NEW YORK (REUTERS)
Stocks fell and oil prices rose on Tuesday as investors assessed the stalemate in the Iran conflict and news the United Arab Emirates was exiting OPEC, while concerns the AI boom was losing momentum weighed on equity markets.
US bond prices also slid, with yields up on concern over the effect of high energy prices on inflation.
The US-Iran conflict is at an impasse and energy and other supplies are still failing to cross the critical Strait of Hormuz.
Oil prices briefly pared gains, but Brent was last hovering near a three-week high while WTI broke through $100 per barrel for the first time since April 13.
US crude rose 3.93% to $100.16 a barrel and Brent rose to $111.13 per barrel, up 2.68% on the day.
AI In Focus
The tech-heavy Nasdaq Composite fell more than 1% as investors questioned whether the so-far-unstoppable artificial intelligence boom can continue to deliver meaningful returns for investors. The Wall Street Journal reported that heavyweight AI OpenAI had missed internal targets for weekly users and revenue, concerns raising over the ChatGPT parent's ability to support its massive spending on data centres.
The Dow Jones Industrial Average rose 9.08 points, or 0.02%, to 49,176.87, the S&P 500 fell 39.47 points, or 0.55%, to 7,134.44 and the Nasdaq Composite fell 256.03 points, or 1.03%, to 24,630.88.
Tech stocks related to OpenAI, such as Oracle, and CoreWeave, fell over 3% each. MSCI's gauge of stocks across the globe fell 8.04 points, or 0.75%, to 1,066.96.
The pan-European STOXX 600 index fell 0.37%, the emerging market stocks gauge was down 0.75% and MSCI's broadest index of Asia-Pacific shares outside Japan was down 0.69%. Japan's Nikkei index fell 1% after a record high on Monday.
Investors are also focusing on earnings from US tech giants Microsoft, Alphabet, Amazon, Meta Platforms, and Apple that will further test the AI-driven rally.
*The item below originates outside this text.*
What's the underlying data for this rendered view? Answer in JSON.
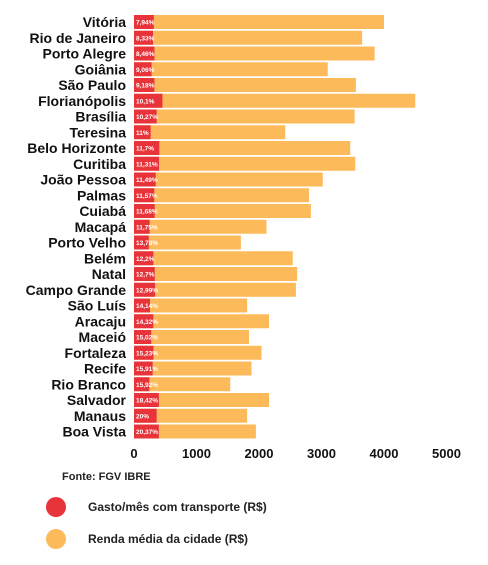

Higher oil prices continued to weigh on inflation expectations. The 2-year Treasury note yield, which typically moves in step with interest rate expectations for the Federal Reserve, rose 3.9 basis points to 3.844%, from 3.805% late on Monday.
The US greenback - against a basket of currencies including the yen and the euro - rose 0.15%. The British pound fell 0.1% against the dollar and the euro was little changed. The dollar has been one of the few safe-haven assets during the Iran conflict, although it has given up many of its March gains in the last few weeks.
The yen initially strengthened on the view that a rate hike was now in play, but was last around 0.1% lower at 159.54 per dollar.
A breach beyond the 160-per-dollar threshold hasmarkets on alert that Tokyo might step in to support its currency.
The US Federal Reserve, the Bank of England,and the European Central Bank are due to announce decisions later this week.
All are expected to keep rates unchanged but market attention will be on comments from policymakers on pricing pressure.